Gerald (@Linnaeus on Twitter) put together a really good post on the differences between the different games out there that purport to deal with the spandex crowd. I quote:
In a “supers” game, the focus of the rules is on the capabilities of the superheroes. Generally, a list of powers, skills, stunts, and disadvantages define the characters. Play primarily engages the rules during fights, and generating a narrative that resembles what you’d see in a comic book is mostly the result of player buy-in and GM skill. This means that, if the GM doesn’t fight the impulse, play can devolve into a series of fights with minimal connective story tissue (one of the reasons D&D4 gets compared to supers games is this shared tendency, plus it’s focus on tactical map-based combat, which is also a common thread in supers games). You may see secondary mechanics – Mutants & Masterminds’ Hero Points and Icons’ Aspects for example – which point at the story, but they often have uses focused on fight scenes, too.
In a “comic book” RPG, the rules tend to emphasize producing fictional tropes found in the type of superhero story the game is designed to emulate. Superpowers are typically more abstracted than they are in “supers” games, although some comic book games– Truth & Justice, for instance – still include catalogues of superpowers. Fights are often a specialized form of conflict, less tactical and have mechanics that feed the results of the combat back into other, story-oriented mechanics. Despite the label I’ve given, the source material doesn’t have to be comics. Smallville is, by all accounts, a “comic book” game that based on a television series.
It’s sharp, go read the whole thing.
As I said in Lin’s comments and on Twitter: I think the delineation he’s identified here actually works very well for breaking out most RPGs into categories that are more useful — more immediately grokked by someone not familiar game design jargon — than the overused, misleading, and emotionally fraught tags of “indie” and “trad”.
Linnaeus thinks that he’d need to relable the two categories in some way to apply them to non-spandex-related games, but I think if someone understood how you’re defining things, the current names work just fine.
“Supers”: the focus is on character capabilities, lists of powers, skills, et cetera. Play mostly hits the rules during fights, and making it resemble the source material mostly falls to the creative effort of the players, not the players + system. Also? It’s easy for it to just become a series of fight scenes.
“Comics”: rules focus on producing genre-reflective fiction. Powers/skills/abilities tend to be more abstracted. The conflict system is often also a bit more abstract, and used for everything from fights to arguments to searching a computer network to whatever. Results from conflicts have both mechanical impact and story-relevant heft.
And yeah the labels are possibly misleading, but no more so than the slang-analogies casually tossed around on Buffy (and usually confusing Giles).
“So what’s Fiasco about?”
“Basically a bunch of people trying to accomplish something, and how it all goes horribly horribly wrong.”
“Sounds like Paranoia.”
“Kinda.
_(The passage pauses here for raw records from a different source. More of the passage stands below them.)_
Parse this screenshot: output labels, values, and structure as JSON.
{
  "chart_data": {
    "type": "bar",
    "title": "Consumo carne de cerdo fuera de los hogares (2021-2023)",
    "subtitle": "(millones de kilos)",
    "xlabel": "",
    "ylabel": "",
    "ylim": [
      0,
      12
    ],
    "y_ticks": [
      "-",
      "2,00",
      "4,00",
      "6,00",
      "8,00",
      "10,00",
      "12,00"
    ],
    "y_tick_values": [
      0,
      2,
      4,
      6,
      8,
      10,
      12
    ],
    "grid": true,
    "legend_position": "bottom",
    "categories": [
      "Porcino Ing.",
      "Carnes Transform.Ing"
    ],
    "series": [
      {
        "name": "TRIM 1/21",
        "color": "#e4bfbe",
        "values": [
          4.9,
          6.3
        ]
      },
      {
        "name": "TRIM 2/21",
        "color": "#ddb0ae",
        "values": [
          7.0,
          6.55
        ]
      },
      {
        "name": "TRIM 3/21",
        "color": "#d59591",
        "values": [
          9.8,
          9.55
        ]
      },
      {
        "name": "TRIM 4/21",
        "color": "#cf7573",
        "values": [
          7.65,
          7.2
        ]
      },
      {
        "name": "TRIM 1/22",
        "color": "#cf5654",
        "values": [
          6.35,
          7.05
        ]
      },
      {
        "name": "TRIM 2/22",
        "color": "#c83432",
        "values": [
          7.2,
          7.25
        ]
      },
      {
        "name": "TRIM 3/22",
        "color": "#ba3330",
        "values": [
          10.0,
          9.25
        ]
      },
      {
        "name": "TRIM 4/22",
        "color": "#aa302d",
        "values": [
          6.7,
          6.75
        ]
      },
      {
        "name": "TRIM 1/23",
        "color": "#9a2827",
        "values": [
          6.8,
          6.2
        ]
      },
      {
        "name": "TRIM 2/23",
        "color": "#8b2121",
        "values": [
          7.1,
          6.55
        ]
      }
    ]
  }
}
I suppose you could come up with a paranoia-like setting that would totally work for Fiasco, but Paranoia’s more “supers”, and Fiasco’s more “comic book”, you know?”
And honestly I can’t come up with anything much more useful that doesn’t sound like “trad vs. storygame”, unless I use specific genre terms. “CSI or Bones.” “Law and Order or Castle.” Can you?
Wait: maybe I can.
Maybe this is just another way of expressing the difference between Dramatic heroics and Iconic heroics — which is something I’ve thought about in the past — a difference in play styles or expectations that’s led to some frustrations at the table.